3rd January 2002
Year of the horse!
Well, my week's
break is over now, but what a great holiday it's been! I tell
you, mother's are just the best hosts in the world. Myself and
my girlfriend, Kae, took the five hour train trip west to her
hometown of Toyohashi. Essentially, we spent all day every day
eating - I am now 3kg heavier than I was this time last week.
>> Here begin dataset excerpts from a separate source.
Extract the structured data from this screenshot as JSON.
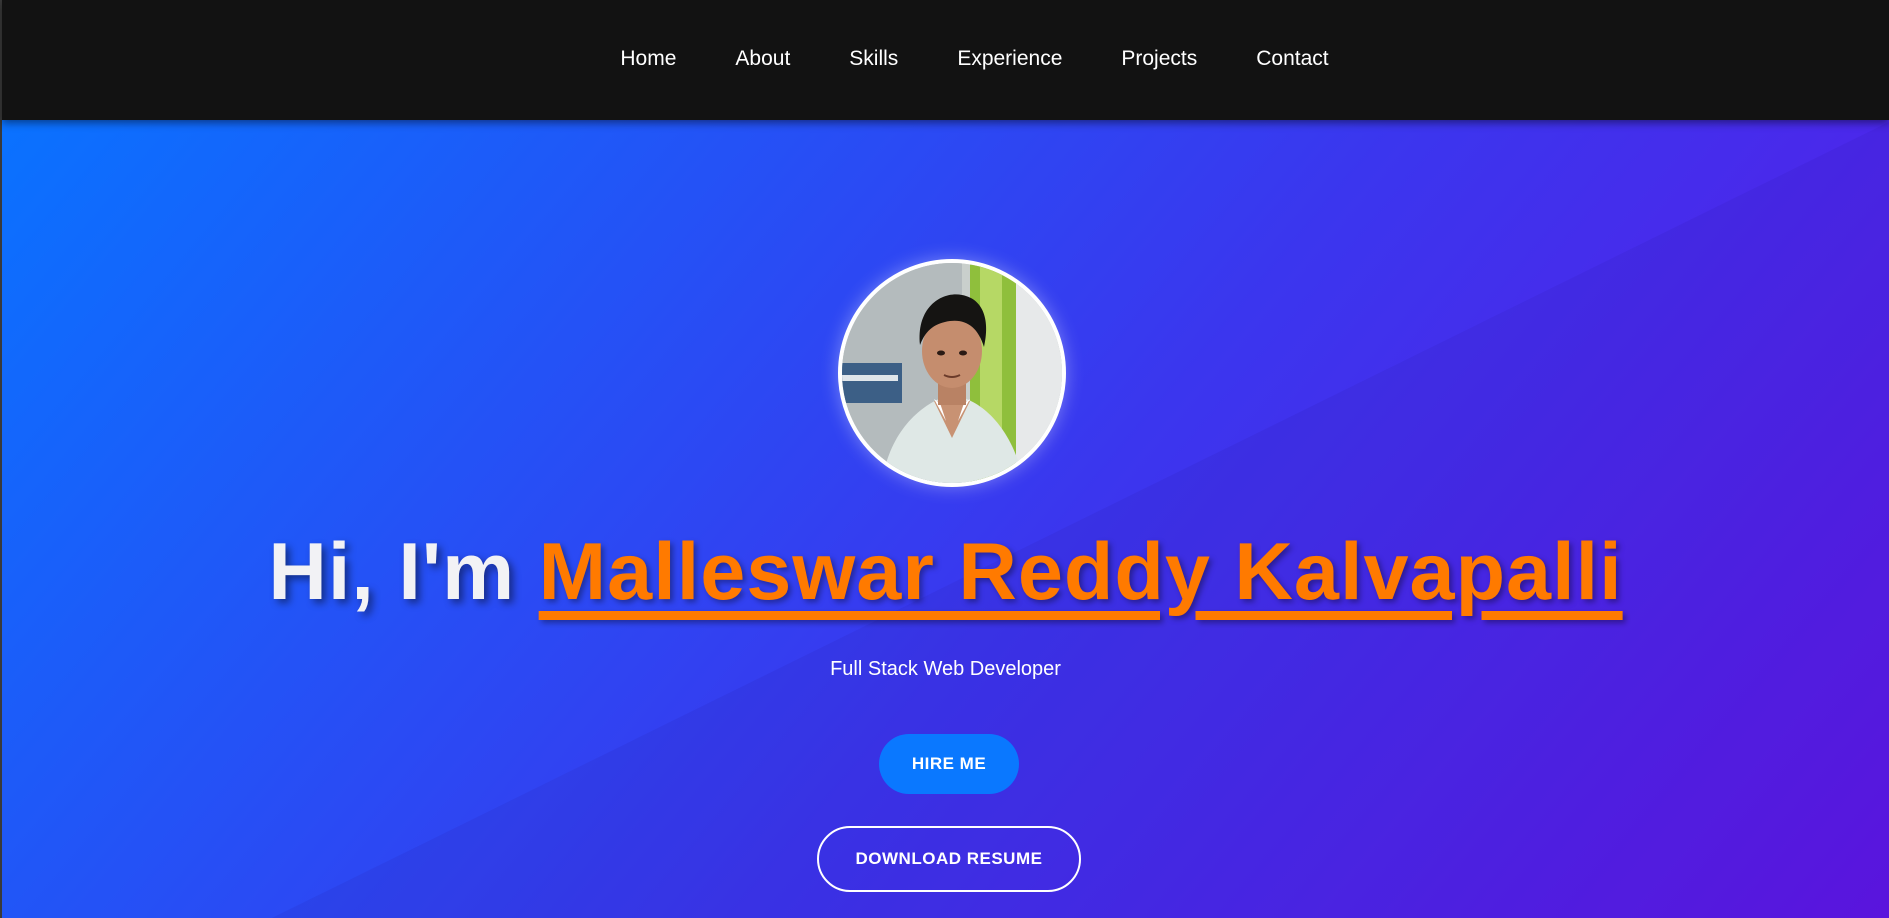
{
  "nav": {
    "items": [
      {
        "label": "Home"
      },
      {
        "label": "About"
      },
      {
        "label": "Skills"
      },
      {
        "label": "Experience"
      },
      {
        "label": "Projects"
      },
      {
        "label": "Contact"
      }
    ]
  },
  "hero": {
    "greeting": "Hi, I'm",
    "name": "Malleswar Reddy Kalvapalli",
    "subtitle": "Full Stack Web Developer",
    "primary_button": "HIRE ME",
    "secondary_button": "DOWNLOAD RESUME"
  },
  "colors": {
    "navbar_bg": "#121212",
    "gradient_start": "#0a72ff",
    "gradient_mid": "#3b36ee",
    "gradient_end": "#6015e6",
    "name_accent": "#ff7a00",
    "primary_button_bg": "#0a78ff"
  }
}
We did occasionally venture out, either to the local Mister Donut
or when driven to Kae's Grandparent's houses 15km away for more
food. Oh,we also saw the Harry Potter film which has been a huge
hit in Japan - I personally think the attempt to transfer the
book to the big screen should not have been made, although it
is doing a good job of promoting British English which is a rare
thing over here.
As in the
UK, New Year traditions are centred around eating, drinking and
watching television. This suited me down to the ground - I really
cannot recall the last time that I simply vegeed out without a
care in the world and not a responsibility in sight. Much of our
time was spent huddled around the Kotatsu
(heated table) watching New Year specials, whilst drinking
beer and eating all sorts of snacks.
Eve itself was really lovely. At about 10.30pm we forced ourselves
up from around the Kotatsu
and made our way over to Granny's house for Ramen and Soba (they
look like spagetti, but are not made of pasta - I forget what
it is they are made of). Then, once the NHK (Japan's BBC equivalent)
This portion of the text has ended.